Timely investigation, strong encryption, disciplined documentation, and clear roles are your best defenses. By preparing in advance—technically and operationally—you can meet the Breach Notification Rule’s requirements while reducing risk to individuals and your organization.

FAQs

What constitutes a breach under the HITECH Act?

A breach is any acquisition, access, use, or disclosure of unsecured PHI not permitted by the HIPAA Privacy Rule that compromises the security or privacy of the information. Certain limited exceptions apply, and organizations must perform a four-factor risk assessment to determine if notification is required.

How soon must covered entities notify individuals of a breach?

You must notify without unreasonable delay and no later than 60 calendar days after discovering the breach. Written notice is by first-class mail (or email if the individual agreed). For urgent situations, you may provide immediate notice by telephone in addition to written notice.

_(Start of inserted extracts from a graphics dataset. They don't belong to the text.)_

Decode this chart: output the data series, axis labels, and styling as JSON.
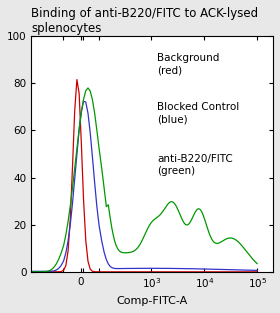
{
  "title": "Binding of anti-B220/FITC to ACK-lysed\nsplenocytes",
  "xlabel": "Comp-FITC-A",
  "ylim": [
    0,
    100
  ],
  "yticks": [
    0,
    20,
    40,
    60,
    80,
    100
  ],
  "legend_labels": [
    "Background\n(red)",
    "Blocked Control\n(blue)",
    "anti-B220/FITC\n(green)"
  ],
  "background_color": "#e8e8e8",
  "plot_bg": "#ffffff",
  "title_fontsize": 8.5,
  "axis_fontsize": 8,
  "tick_fontsize": 7.5,
  "legend_fontsize": 7.5,
  "red_color": "#cc0000",
  "blue_color": "#3333cc",
  "green_color": "#009900",
  "linthresh": 100,
  "linscale": 0.3,
  "xlim_low": -400,
  "xlim_high": 200000
}
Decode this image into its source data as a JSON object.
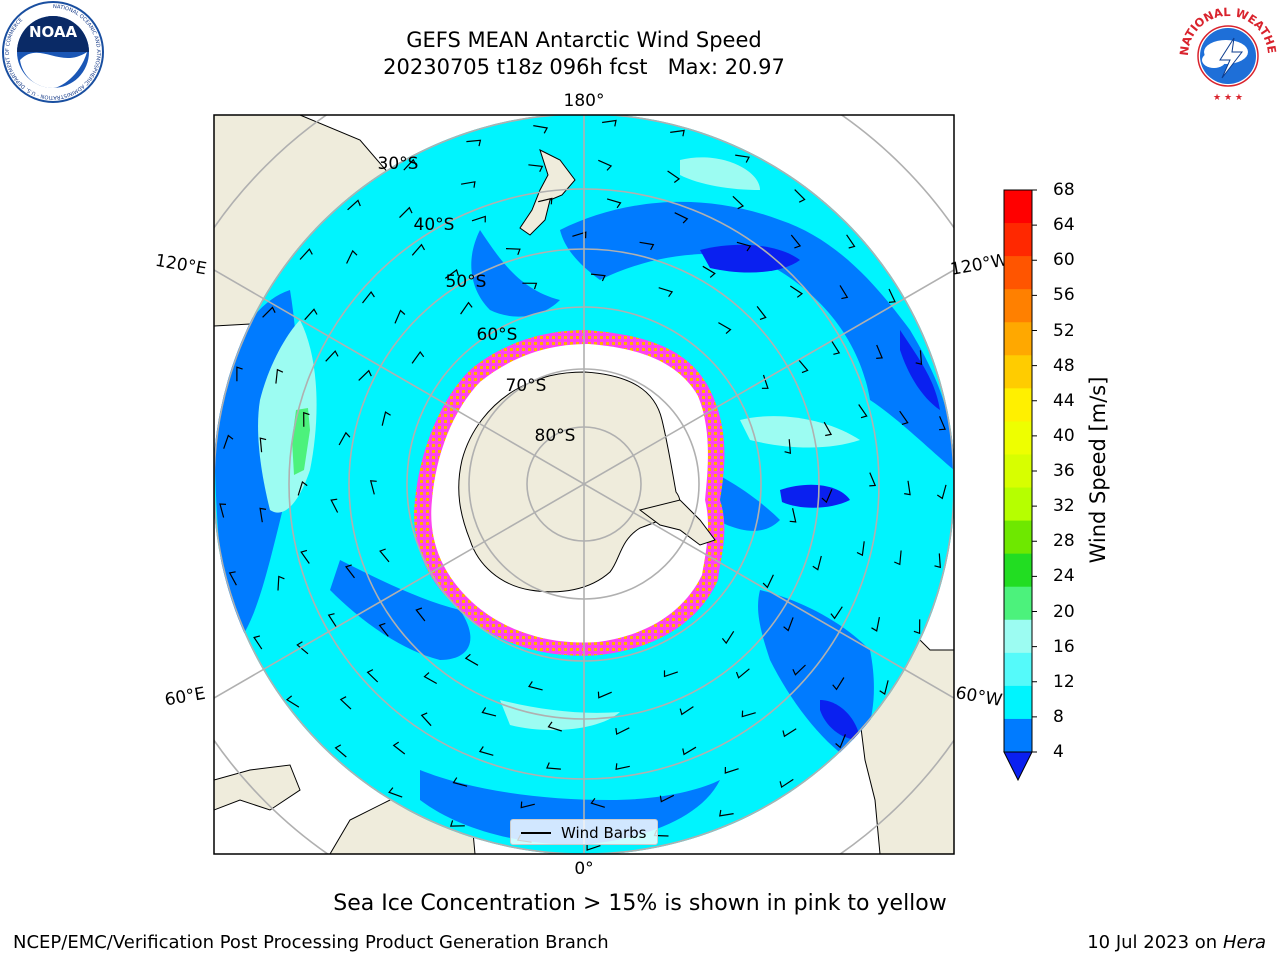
{
  "header": {
    "title_line1": "GEFS MEAN Antarctic Wind Speed",
    "title_line2": "20230705 t18z 096h fcst   Max: 20.97"
  },
  "logos": {
    "noaa": {
      "text": "NOAA",
      "ring_text": "NATIONAL OCEANIC AND ATMOSPHERIC ADMINISTRATION · U.S. DEPARTMENT OF COMMERCE"
    },
    "nws": {
      "ring_text": "NATIONAL WEATHER SERVICE"
    }
  },
  "map": {
    "projection": "south-polar-stereographic",
    "longitude_labels": {
      "top": "180°",
      "bottom": "0°",
      "left_upper": "120°E",
      "left_lower": "60°E",
      "right_upper": "120°W",
      "right_lower": "60°W"
    },
    "latitude_labels": [
      "30°S",
      "40°S",
      "50°S",
      "60°S",
      "70°S",
      "80°S"
    ],
    "colors": {
      "land": "#efecdc",
      "ice": "#ffffff",
      "ice_edge": "#ff44ee",
      "ice_edge_outer": "#ffb000",
      "grid": "#b0b0b0"
    }
  },
  "legend": {
    "label": "Wind Barbs"
  },
  "colorbar": {
    "label": "Wind Speed [m/s]",
    "ticks": [
      "68",
      "64",
      "60",
      "56",
      "52",
      "48",
      "44",
      "40",
      "36",
      "32",
      "28",
      "24",
      "20",
      "16",
      "12",
      "8",
      "4"
    ],
    "colors_top_to_bottom": [
      "#ff0000",
      "#ff2800",
      "#ff5500",
      "#ff8000",
      "#ffa800",
      "#ffcc00",
      "#fff000",
      "#eeff00",
      "#d7ff00",
      "#b6ff00",
      "#6ee800",
      "#22dd22",
      "#4cf27c",
      "#9cfcf2",
      "#55fafa",
      "#00f4fe",
      "#007bff"
    ],
    "under_color": "#0a20f0"
  },
  "caption": "Sea Ice Concentration > 15% is shown in pink to yellow",
  "footer": {
    "left": "NCEP/EMC/Verification Post Processing Product Generation Branch",
    "right_prefix": "10 Jul 2023 on ",
    "right_host": "Hera"
  }
}
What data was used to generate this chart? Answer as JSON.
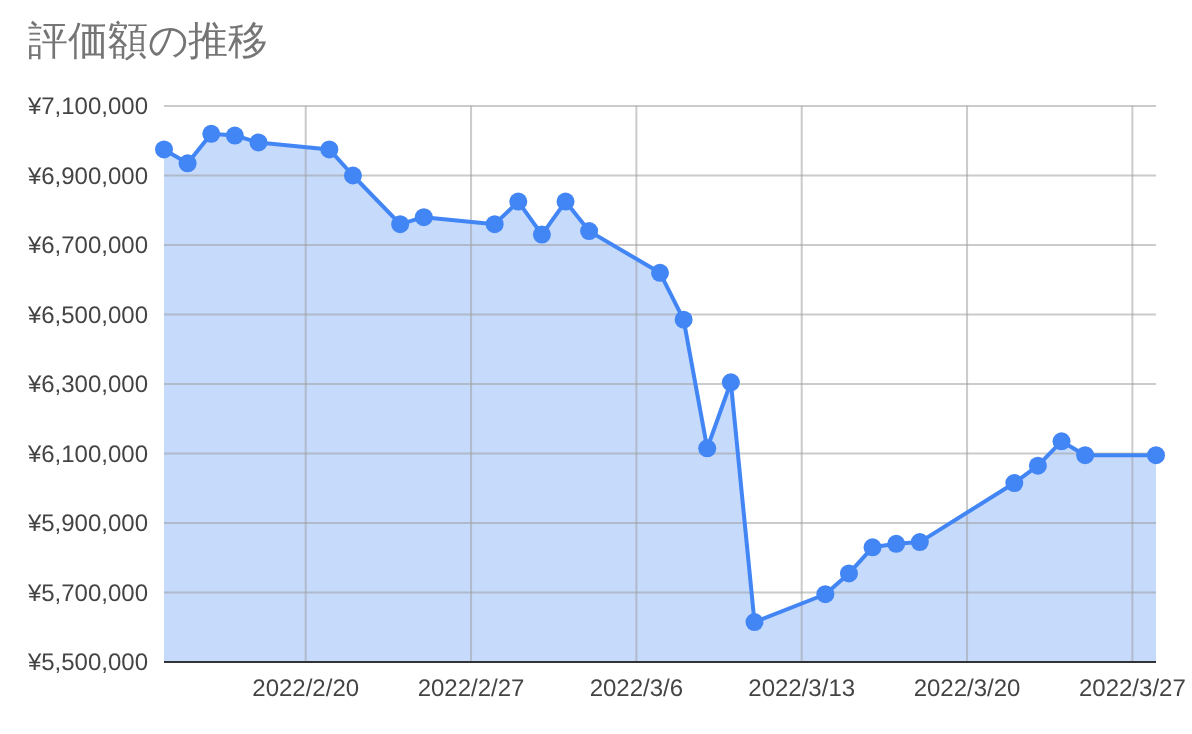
{
  "chart_data": {
    "type": "area",
    "title": "評価額の推移",
    "x": [
      "2022-02-14",
      "2022-02-15",
      "2022-02-16",
      "2022-02-17",
      "2022-02-18",
      "2022-02-21",
      "2022-02-22",
      "2022-02-24",
      "2022-02-25",
      "2022-02-28",
      "2022-03-01",
      "2022-03-02",
      "2022-03-03",
      "2022-03-04",
      "2022-03-07",
      "2022-03-08",
      "2022-03-09",
      "2022-03-10",
      "2022-03-11",
      "2022-03-14",
      "2022-03-15",
      "2022-03-16",
      "2022-03-17",
      "2022-03-18",
      "2022-03-22",
      "2022-03-23",
      "2022-03-24",
      "2022-03-25",
      "2022-03-28"
    ],
    "values": [
      6975000,
      6935000,
      7020000,
      7015000,
      6995000,
      6975000,
      6900000,
      6760000,
      6780000,
      6760000,
      6825000,
      6730000,
      6825000,
      6740000,
      6620000,
      6485000,
      6115000,
      6305000,
      5615000,
      5695000,
      5755000,
      5830000,
      5840000,
      5845000,
      6015000,
      6065000,
      6135000,
      6095000,
      6095000
    ],
    "color": "#4285f4",
    "marker": "circle",
    "grid": true,
    "xlim": [
      "2022-02-14",
      "2022-03-28"
    ],
    "xticks": [
      {
        "value": "2022-02-20",
        "label": "2022/2/20"
      },
      {
        "value": "2022-02-27",
        "label": "2022/2/27"
      },
      {
        "value": "2022-03-06",
        "label": "2022/3/6"
      },
      {
        "value": "2022-03-13",
        "label": "2022/3/13"
      },
      {
        "value": "2022-03-20",
        "label": "2022/3/20"
      },
      {
        "value": "2022-03-27",
        "label": "2022/3/27"
      }
    ],
    "ylim": [
      5500000,
      7100000
    ],
    "yticks": [
      {
        "value": 5500000,
        "label": "¥5,500,000"
      },
      {
        "value": 5700000,
        "label": "¥5,700,000"
      },
      {
        "value": 5900000,
        "label": "¥5,900,000"
      },
      {
        "value": 6100000,
        "label": "¥6,100,000"
      },
      {
        "value": 6300000,
        "label": "¥6,300,000"
      },
      {
        "value": 6500000,
        "label": "¥6,500,000"
      },
      {
        "value": 6700000,
        "label": "¥6,700,000"
      },
      {
        "value": 6900000,
        "label": "¥6,900,000"
      },
      {
        "value": 7100000,
        "label": "¥7,100,000"
      }
    ]
  }
}
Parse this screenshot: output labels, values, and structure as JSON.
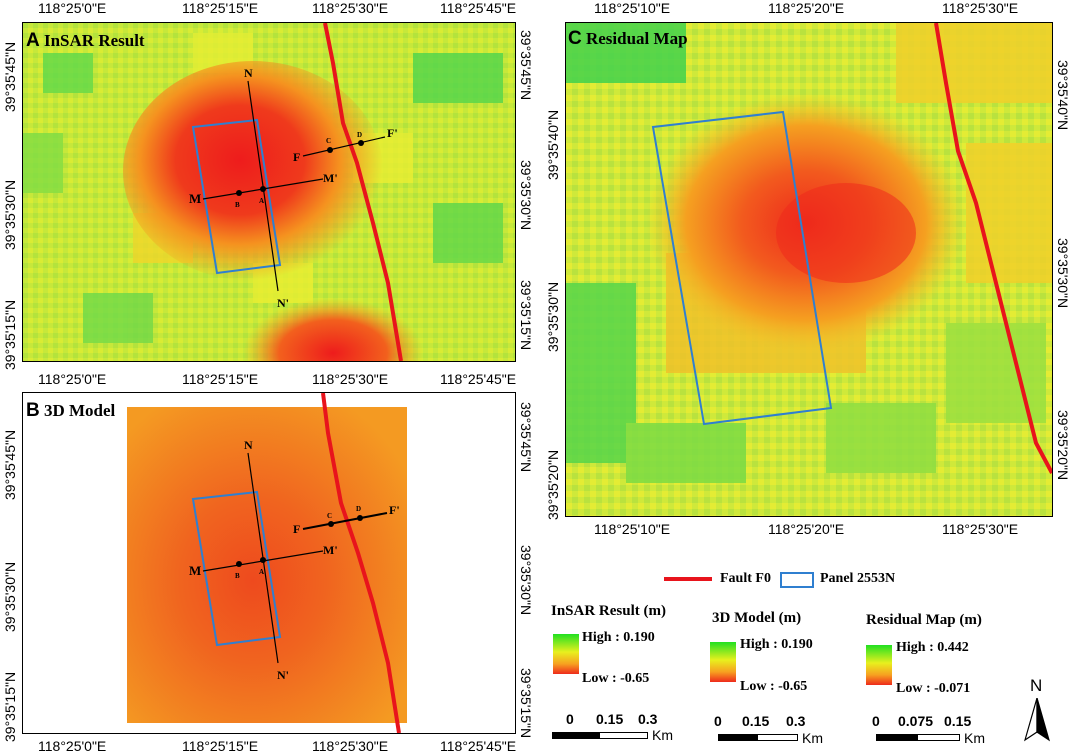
{
  "panel_a": {
    "title_letter": "A",
    "title": "InSAR Result",
    "top_ticks": [
      "118°25'0\"E",
      "118°25'15\"E",
      "118°25'30\"E",
      "118°25'45\"E"
    ],
    "bottom_ticks": [
      "118°25'0\"E",
      "118°25'15\"E",
      "118°25'30\"E",
      "118°25'45\"E"
    ],
    "left_ticks": [
      "39°35'45\"N",
      "39°35'30\"N",
      "39°35'15\"N"
    ],
    "right_ticks": [
      "39°35'45\"N",
      "39°35'30\"N",
      "39°35'15\"N"
    ]
  },
  "panel_b": {
    "title_letter": "B",
    "title": "3D Model",
    "bottom_ticks": [
      "118°25'0\"E",
      "118°25'15\"E",
      "118°25'30\"E",
      "118°25'45\"E"
    ],
    "left_ticks": [
      "39°35'45\"N",
      "39°35'30\"N",
      "39°35'15\"N"
    ],
    "right_ticks": [
      "39°35'45\"N",
      "39°35'30\"N",
      "39°35'15\"N"
    ]
  },
  "panel_c": {
    "title_letter": "C",
    "title": "Residual Map",
    "top_ticks": [
      "118°25'10\"E",
      "118°25'20\"E",
      "118°25'30\"E"
    ],
    "bottom_ticks": [
      "118°25'10\"E",
      "118°25'20\"E",
      "118°25'30\"E"
    ],
    "left_ticks": [
      "39°35'40\"N",
      "39°35'30\"N",
      "39°35'20\"N"
    ],
    "right_ticks": [
      "39°35'40\"N",
      "39°35'30\"N",
      "39°35'20\"N"
    ]
  },
  "profile_labels": {
    "n": "N",
    "n_prime": "N'",
    "m": "M",
    "m_prime": "M'",
    "f": "F",
    "f_prime": "F'",
    "a": "A",
    "b": "B",
    "c": "C",
    "d": "D"
  },
  "legend": {
    "fault_label": "Fault F0",
    "panel_label": "Panel 2553N",
    "fault_color": "#e8141c",
    "panel_color": "#2f7fd0",
    "insar": {
      "title": "InSAR Result (m)",
      "high": "High : 0.190",
      "low": "Low : -0.65"
    },
    "model": {
      "title": "3D Model (m)",
      "high": "High : 0.190",
      "low": "Low : -0.65"
    },
    "residual": {
      "title": "Residual Map (m)",
      "high": "High : 0.442",
      "low": "Low : -0.071"
    }
  },
  "scalebars": {
    "insar": {
      "labels": [
        "0",
        "0.15",
        "0.3"
      ],
      "unit": "Km"
    },
    "model": {
      "labels": [
        "0",
        "0.15",
        "0.3"
      ],
      "unit": "Km"
    },
    "residual": {
      "labels": [
        "0",
        "0.075",
        "0.15"
      ],
      "unit": "Km"
    }
  },
  "north_arrow": {
    "label": "N"
  }
}
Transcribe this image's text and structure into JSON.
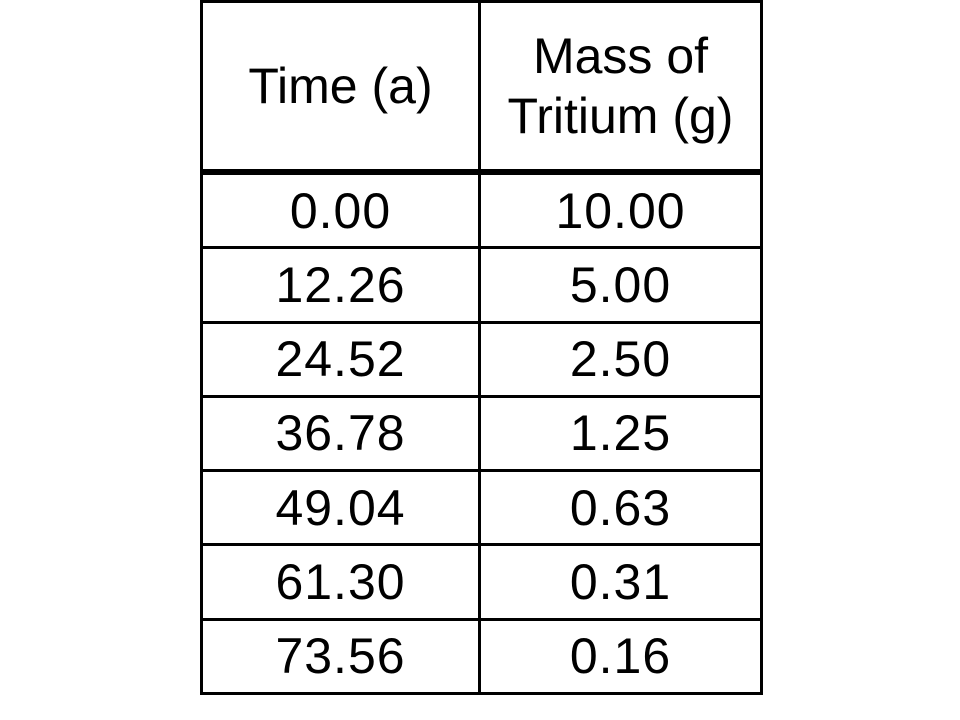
{
  "chart_data": {
    "type": "table",
    "columns": [
      "Time (a)",
      "Mass of Tritium (g)"
    ],
    "header": {
      "time": "Time (a)",
      "mass_line1": "Mass of",
      "mass_line2": "Tritium (g)"
    },
    "rows": [
      {
        "time": "0.00",
        "mass": "10.00"
      },
      {
        "time": "12.26",
        "mass": "5.00"
      },
      {
        "time": "24.52",
        "mass": "2.50"
      },
      {
        "time": "36.78",
        "mass": "1.25"
      },
      {
        "time": "49.04",
        "mass": "0.63"
      },
      {
        "time": "61.30",
        "mass": "0.31"
      },
      {
        "time": "73.56",
        "mass": "0.16"
      }
    ]
  }
}
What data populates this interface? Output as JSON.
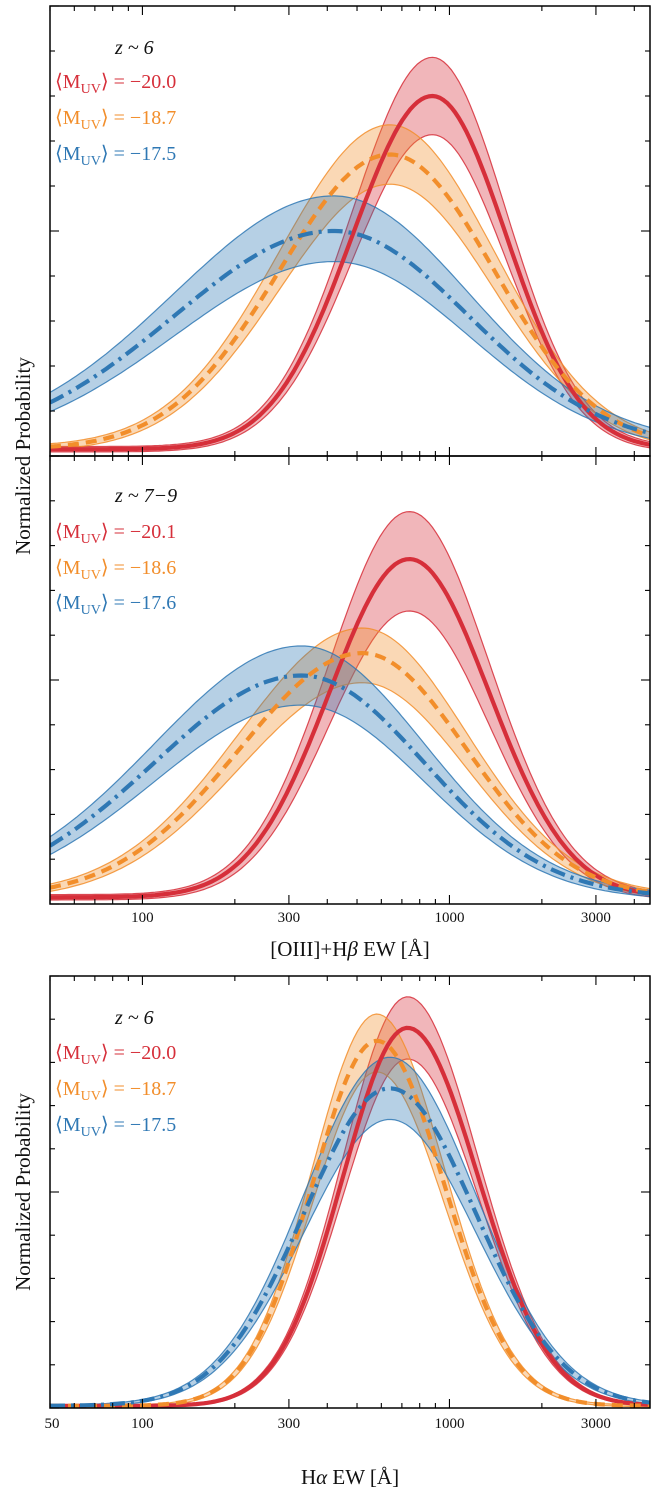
{
  "chart_data": [
    {
      "type": "line",
      "panel": "top",
      "ylabel": "Normalized Probability",
      "xlabel": "",
      "xscale": "log",
      "xlim": [
        50,
        4500
      ],
      "ylim": [
        0,
        1
      ],
      "x_ticks": [],
      "redshift_label": "z ~ 6",
      "series": [
        {
          "name": "⟨M_UV⟩ = −20.0",
          "label_prefix": "⟨M",
          "label_sub": "UV",
          "label_suffix": "⟩ = −20.0",
          "color": "#d62f3a",
          "style": "solid",
          "peak_ew": 880,
          "peak_value": 0.8,
          "band_upper_peak": 0.88,
          "band_lower_peak": 0.72,
          "sigma_left_dex": 0.26,
          "sigma_right_dex": 0.24,
          "floor": 0.015
        },
        {
          "name": "⟨M_UV⟩ = −18.7",
          "label_prefix": "⟨M",
          "label_sub": "UV",
          "label_suffix": "⟩ = −18.7",
          "color": "#f28e2b",
          "style": "dashed",
          "peak_ew": 640,
          "peak_value": 0.67,
          "band_upper_peak": 0.73,
          "band_lower_peak": 0.61,
          "sigma_left_dex": 0.36,
          "sigma_right_dex": 0.34,
          "floor": 0.015
        },
        {
          "name": "⟨M_UV⟩ = −17.5",
          "label_prefix": "⟨M",
          "label_sub": "UV",
          "label_suffix": "⟩ = −17.5",
          "color": "#2f78b4",
          "style": "dashdot",
          "peak_ew": 420,
          "peak_value": 0.5,
          "band_upper_peak": 0.57,
          "band_lower_peak": 0.44,
          "sigma_left_dex": 0.52,
          "sigma_right_dex": 0.44,
          "floor": 0.02
        }
      ]
    },
    {
      "type": "line",
      "panel": "middle",
      "ylabel": "Normalized Probability",
      "xlabel": "[OIII]+Hβ EW [Å]",
      "xlabel_prefix": "[OIII]+H",
      "xlabel_greek": "β",
      "xlabel_suffix": " EW [Å]",
      "xscale": "log",
      "xlim": [
        50,
        4500
      ],
      "ylim": [
        0,
        1
      ],
      "x_ticks": [
        "100",
        "300",
        "1000",
        "3000"
      ],
      "redshift_label": "z ~ 7−9",
      "series": [
        {
          "name": "⟨M_UV⟩ = −20.1",
          "label_prefix": "⟨M",
          "label_sub": "UV",
          "label_suffix": "⟩ = −20.1",
          "color": "#d62f3a",
          "style": "solid",
          "peak_ew": 740,
          "peak_value": 0.77,
          "band_upper_peak": 0.87,
          "band_lower_peak": 0.66,
          "sigma_left_dex": 0.26,
          "sigma_right_dex": 0.26,
          "floor": 0.015
        },
        {
          "name": "⟨M_UV⟩ = −18.6",
          "label_prefix": "⟨M",
          "label_sub": "UV",
          "label_suffix": "⟩ = −18.6",
          "color": "#f28e2b",
          "style": "dashed",
          "peak_ew": 520,
          "peak_value": 0.56,
          "band_upper_peak": 0.61,
          "band_lower_peak": 0.5,
          "sigma_left_dex": 0.4,
          "sigma_right_dex": 0.34,
          "floor": 0.015
        },
        {
          "name": "⟨M_UV⟩ = −17.6",
          "label_prefix": "⟨M",
          "label_sub": "UV",
          "label_suffix": "⟩ = −17.6",
          "color": "#2f78b4",
          "style": "dashdot",
          "peak_ew": 330,
          "peak_value": 0.51,
          "band_upper_peak": 0.57,
          "band_lower_peak": 0.45,
          "sigma_left_dex": 0.48,
          "sigma_right_dex": 0.4,
          "floor": 0.015
        }
      ]
    },
    {
      "type": "line",
      "panel": "bottom",
      "ylabel": "Normalized Probability",
      "xlabel": "Hα EW [Å]",
      "xlabel_prefix": "H",
      "xlabel_greek": "α",
      "xlabel_suffix": " EW [Å]",
      "xscale": "log",
      "xlim": [
        50,
        4500
      ],
      "ylim": [
        0,
        1
      ],
      "x_ticks": [
        "50",
        "100",
        "300",
        "1000",
        "3000"
      ],
      "redshift_label": "z ~ 6",
      "series": [
        {
          "name": "⟨M_UV⟩ = −20.0",
          "label_prefix": "⟨M",
          "label_sub": "UV",
          "label_suffix": "⟩ = −20.0",
          "color": "#d62f3a",
          "style": "solid",
          "peak_ew": 730,
          "peak_value": 0.88,
          "band_upper_peak": 0.95,
          "band_lower_peak": 0.81,
          "sigma_left_dex": 0.21,
          "sigma_right_dex": 0.23,
          "floor": 0.005
        },
        {
          "name": "⟨M_UV⟩ = −18.7",
          "label_prefix": "⟨M",
          "label_sub": "UV",
          "label_suffix": "⟩ = −18.7",
          "color": "#f28e2b",
          "style": "dashed",
          "peak_ew": 580,
          "peak_value": 0.85,
          "band_upper_peak": 0.91,
          "band_lower_peak": 0.78,
          "sigma_left_dex": 0.21,
          "sigma_right_dex": 0.22,
          "floor": 0.005
        },
        {
          "name": "⟨M_UV⟩ = −17.5",
          "label_prefix": "⟨M",
          "label_sub": "UV",
          "label_suffix": "⟩ = −17.5",
          "color": "#2f78b4",
          "style": "dashdot",
          "peak_ew": 640,
          "peak_value": 0.74,
          "band_upper_peak": 0.81,
          "band_lower_peak": 0.67,
          "sigma_left_dex": 0.28,
          "sigma_right_dex": 0.28,
          "floor": 0.005
        }
      ]
    }
  ]
}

When is media notification required?

Media notification is required when a breach involves 500 or more residents of a single state or jurisdiction. You must notify prominent media outlets without unreasonable delay and no later than 60 days after discovery.

What penalties apply for failure to comply with breach notification?

OCR can impose tiered civil monetary penalties that escalate with the level of culpability and are adjusted annually for inflation. Remedies can also include corrective action plans and monitoring. In egregious cases, criminal penalties and actions by state attorneys general may apply.